Quiso la esquiva y caprichosa fortuna que, en esos instantes, le llegara vía chasqui-bum, un repentino traslado a las popularizadas playas de la vecina Chile, con la que el heroico fundador conservaba doble nacionalidad. ¡Por fin algo de diversión!


Así fue que, en el apuro por que no lo sorprendiera febrero sin Viña del Mar, el noble caballero se olvidó de fundar Bell Ville, con lo que la cosa quedó para otras administraciones posteriores. Mientras, los olvidados hijos de la corona que quedaron varados en el “Paso de la Arena”, poco podían ufanarse de ser llamados socarronamente por los “villanovenses” o los “riocuartenses”, como “frailemuertinos”. Bonito, ¿no?


En 1870, la población ya gozaba de algún prestigio indisimulable, fruto de la opulencia de algunos de sus habitantes de origen italiano (los que dedicaban sus afanes en sembrar porotos de soja). Entonces, el visionario Domingo Faustino Sarmiento, sin esperar a que se complete el tendido de las vías del primer ferrocarril a Córdoba, llegó el 17 de enero del mencionado año… en tren… a San Jerónimo / Fraile Muerto (o vaya a saber que otra denominación le adjudicaba la maliciosa prensa de aquel entonces).


El sanjuanino no dudó y, como solamente sabía hablar en inglés, los únicos que le prestaron oídos eran cuatro escoceses que venían amanecidos del boliche del “Mercado” y que, fruto de su desaconsejable estado, creyeron que el mandatario los consultaba sobre su equipo de football favorito. Sin más, antes de seguir viaje, el padre del aula, nos dejó otra irrisoria denominación.

El 16 de mayo de 1870, llegó a Bell Ville “la primera formación ferroviaria” que uniría Rosario con Córdoba, algunos, sin demasiado convencimiento, hicieron como que inauguraban algo, como para no discutir. Dos señoras de la alta sociedad se desmayaron, creyendo que Sarmiento poseía dotes sobrehumanas.


En 1889, por determinación del entonces presidente de la Nación Argentina, Miguel Juárez Celman, se ordenó la construcción de hoteles destinados exclusivamente para el alojamiento de la incontenible ola de inmigrantes llegados de los centros europeos.
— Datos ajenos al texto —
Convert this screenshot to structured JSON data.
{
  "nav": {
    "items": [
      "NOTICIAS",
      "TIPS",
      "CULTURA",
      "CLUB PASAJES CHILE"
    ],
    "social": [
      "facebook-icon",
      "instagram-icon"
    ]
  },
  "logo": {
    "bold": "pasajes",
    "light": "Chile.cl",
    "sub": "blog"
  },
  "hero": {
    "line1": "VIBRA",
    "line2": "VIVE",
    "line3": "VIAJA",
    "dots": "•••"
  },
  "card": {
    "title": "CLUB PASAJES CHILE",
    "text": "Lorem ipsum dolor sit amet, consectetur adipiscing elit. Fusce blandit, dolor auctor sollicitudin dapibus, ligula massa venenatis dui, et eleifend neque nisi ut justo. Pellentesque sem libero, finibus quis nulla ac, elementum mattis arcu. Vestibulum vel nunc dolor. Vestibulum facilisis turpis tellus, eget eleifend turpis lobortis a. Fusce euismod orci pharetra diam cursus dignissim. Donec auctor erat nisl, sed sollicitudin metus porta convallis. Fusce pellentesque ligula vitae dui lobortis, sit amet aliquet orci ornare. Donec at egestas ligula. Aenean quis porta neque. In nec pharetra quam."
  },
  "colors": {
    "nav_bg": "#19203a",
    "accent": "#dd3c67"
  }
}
Por ello, viene y se manda justo uno en la “ENA”, sin evaluar que por allí, puerto o aeroparque, no se vislumbrarían ni siquiera en la actualidad. Tras el lógico aburrimiento del conserje contratado bajo un programa jefe y jefa de hogar, se decidió que el “Hotel de Inmigrantes de Bell Ville”…emigre.


Simultáneamente, en el mismo 1889, la localidad presentó el orgullo de ser la tercera en el país en contar con iluminación con artefactos de arco voltaico. Las calles se vieron ese día, colmadas de habitantes de todas las edades, todos los credos y todos los sexos, quienes festejaron la novedad con un prolongado apagón.


Por fin, el 17 de agosto de 1908, el Gobierno de Córdoba, declaró solemnemente que Bell Ville y sus moradores son un caso de singulares características. Que dentro del área que constituye su ejido urbano y zona de influencia se vive bastante piola y que, cuando uno se sube al primer “Coata” o “Urquiza”, ya se la empieza a extrañar horrores.


¡Ah! En ese mismo acto, la incipiente aldea fue declarada ciudad.